There was nothing in the pamphlet disloyal to the Queen, whose humble servant Stubbs declared himself to be, but when I saw a copy of it I knew that it would infuriate her—not for its political and religious views but because John Stubbs had pointed out that the Queen's age would prevent the marriage's being fruitful.

So enraged was the Queen—as I had guessed—that she ordered the pamphlet to be suppressed and the men involved—the writer Stubbs and the publisher and printer—to be tried at Westminster. The three men were sentenced to have their right hands cut off, and although the printer was later pardoned and the cruel sentences carried out on the other two, it was Stubbs who distinguished himself by speaking to the assembled crowd and telling them that the loss of his hand would in no way change his loyalty to the Queen. Then the right hands of both men were cut off by a blow—from a butcher's knife with a mallet—struck through the wrist. As Stubbs's right hand fell off, he lifted his left and cried: "God save the Queen!" before he fell down in a faint.

That scene, when reported to her, must have shaken her; and, although at the time, I sometimes marveled with the rest at her seeming folly, when I look back I see the devious purpose of it.

While she dallied with Anjou—and she did so for a year or two —she was in fact playing a game of politics with Philip of Spain, whom she greatly feared; and it was to be seen with good reason.

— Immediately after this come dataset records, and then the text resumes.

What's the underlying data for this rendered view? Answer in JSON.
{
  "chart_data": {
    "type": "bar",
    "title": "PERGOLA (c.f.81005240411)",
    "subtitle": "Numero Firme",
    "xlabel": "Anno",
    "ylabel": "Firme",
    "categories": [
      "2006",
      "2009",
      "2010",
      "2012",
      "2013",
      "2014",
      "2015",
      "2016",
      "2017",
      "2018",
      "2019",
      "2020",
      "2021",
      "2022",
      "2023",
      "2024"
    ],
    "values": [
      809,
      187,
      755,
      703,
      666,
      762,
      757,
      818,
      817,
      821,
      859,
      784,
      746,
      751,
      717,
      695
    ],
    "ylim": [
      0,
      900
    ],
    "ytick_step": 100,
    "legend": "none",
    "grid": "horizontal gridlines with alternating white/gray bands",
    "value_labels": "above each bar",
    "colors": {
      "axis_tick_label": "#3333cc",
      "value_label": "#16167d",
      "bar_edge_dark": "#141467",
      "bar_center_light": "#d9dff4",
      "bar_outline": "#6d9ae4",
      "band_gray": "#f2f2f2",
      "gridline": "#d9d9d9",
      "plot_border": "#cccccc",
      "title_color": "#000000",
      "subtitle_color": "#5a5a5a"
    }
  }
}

What she wanted most was to avoid an alliance between her two enemies, and how could France ally herself with Spain when one of her sons was about to become the consort of the Queen of England.

It was clever politics and those men about her could not see it until later; but then hindsight makes so much clear.

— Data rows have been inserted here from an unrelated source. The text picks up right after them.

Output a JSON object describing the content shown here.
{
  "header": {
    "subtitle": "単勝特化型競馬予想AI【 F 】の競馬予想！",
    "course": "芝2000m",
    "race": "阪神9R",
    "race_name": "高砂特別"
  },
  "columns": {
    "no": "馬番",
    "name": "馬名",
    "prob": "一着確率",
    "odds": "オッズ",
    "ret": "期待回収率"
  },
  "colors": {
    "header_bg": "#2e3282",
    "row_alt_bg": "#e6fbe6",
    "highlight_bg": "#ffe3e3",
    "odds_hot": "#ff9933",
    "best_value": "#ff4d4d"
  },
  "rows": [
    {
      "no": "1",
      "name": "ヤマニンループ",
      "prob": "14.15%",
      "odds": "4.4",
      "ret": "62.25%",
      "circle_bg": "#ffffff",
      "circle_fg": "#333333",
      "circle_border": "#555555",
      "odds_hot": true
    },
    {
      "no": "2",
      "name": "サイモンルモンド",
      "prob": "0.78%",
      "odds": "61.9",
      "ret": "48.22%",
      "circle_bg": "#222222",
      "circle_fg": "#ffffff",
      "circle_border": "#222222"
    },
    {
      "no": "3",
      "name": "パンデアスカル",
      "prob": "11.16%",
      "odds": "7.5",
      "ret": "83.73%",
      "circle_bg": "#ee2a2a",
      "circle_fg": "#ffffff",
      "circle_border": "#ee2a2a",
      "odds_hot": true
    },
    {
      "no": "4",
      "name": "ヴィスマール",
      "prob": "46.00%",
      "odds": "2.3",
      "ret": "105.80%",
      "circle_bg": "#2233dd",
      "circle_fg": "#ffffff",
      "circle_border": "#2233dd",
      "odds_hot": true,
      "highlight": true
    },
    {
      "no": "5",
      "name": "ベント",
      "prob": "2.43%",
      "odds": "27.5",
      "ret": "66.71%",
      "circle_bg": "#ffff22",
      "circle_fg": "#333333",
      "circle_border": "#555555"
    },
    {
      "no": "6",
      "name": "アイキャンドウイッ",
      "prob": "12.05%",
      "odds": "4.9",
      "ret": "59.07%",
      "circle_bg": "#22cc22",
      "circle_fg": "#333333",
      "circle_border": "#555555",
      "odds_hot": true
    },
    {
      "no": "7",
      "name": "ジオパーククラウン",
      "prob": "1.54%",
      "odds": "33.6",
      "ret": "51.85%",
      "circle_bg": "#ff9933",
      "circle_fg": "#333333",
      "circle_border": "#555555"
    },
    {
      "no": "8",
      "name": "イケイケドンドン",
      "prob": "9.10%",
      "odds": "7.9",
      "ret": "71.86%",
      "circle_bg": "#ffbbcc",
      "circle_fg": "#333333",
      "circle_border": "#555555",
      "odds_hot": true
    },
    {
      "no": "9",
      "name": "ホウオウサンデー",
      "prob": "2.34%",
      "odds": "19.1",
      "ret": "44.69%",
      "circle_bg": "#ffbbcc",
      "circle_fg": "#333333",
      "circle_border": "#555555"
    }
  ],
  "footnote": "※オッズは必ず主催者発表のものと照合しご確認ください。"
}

Moreover, during that time when she dallied with her Frog Prince and earned certain unpopularity with her people, she was sowing discord between the King of France and his brother; she was planning already—as was proved later—to send the erstwhile Protestant Prince to Holland, there to fight the battle against Spain for her.

This was for later. In the meantime she flirted and coquetted with the little Prince and neither he nor her courtiers and ministers understood her motive just then.

It was a wonderful day for Robert and me when our son was born. We called him Robert and made great plans for him.

I was contented for a while just to be with him, and I was delighted when I heard that Douglass Sheffield had married Sir Edward Stafford, who was the Queen's ambassador in Paris. It was Edward Stafford who had carried out the negotiations for the proposed marriage between Elizabeth and Anjou and his handling of these matters had won the Queen's approval.

He had for some time been in love with Douglass, but her insistence that a marriage had taken place between her and Leicester had made it impossible for them to marry. Now that my marriage with Robert was common knowledge, Douglass—acting in a manner which was typical of her—married Edward Stafford, thereby tacitly admitting that there could never have been a binding marriage between herself and Robert.

This was deeply gratifying, and as I sat with my baby in my lap I promised myself that all would be well and in due course I should even regain the Queen's favor.

. I wondered what Elizabeth would feel when she knew that Robert and I had a son, for I was sure that she longed for a son even more than she did for a husband.

I heard from friends at Court that she had received the news in silence, which had been followed by a bout of ill temper, so I guessed the effect it had had on her; but it was a shock to learn of what action she intended to take.

It was Sussex again—that harbinger of ill tidings—who brought the news to us.

"I fear there is trouble ahead," he told Robert, not without some satisfaction. "The Queen is asking questions about Douglass Sheffield. It has come to her ears that she has a son named Robert Dudley and that she declared he was the legitimate son of the Earl of Leicester."

"If that were so," I demanded, "how can she call herself the wife of Sir Edward Stafford?"

"The Queen declares it is a mystery which she is now determined to clear up. She says that Douglass is the daughter of a great house and she cannot allow it to be said that she has committed bigamy in her marriage with her ambassador."

Robert said firmly: "There was on my part no marriage with Douglass Sheffield."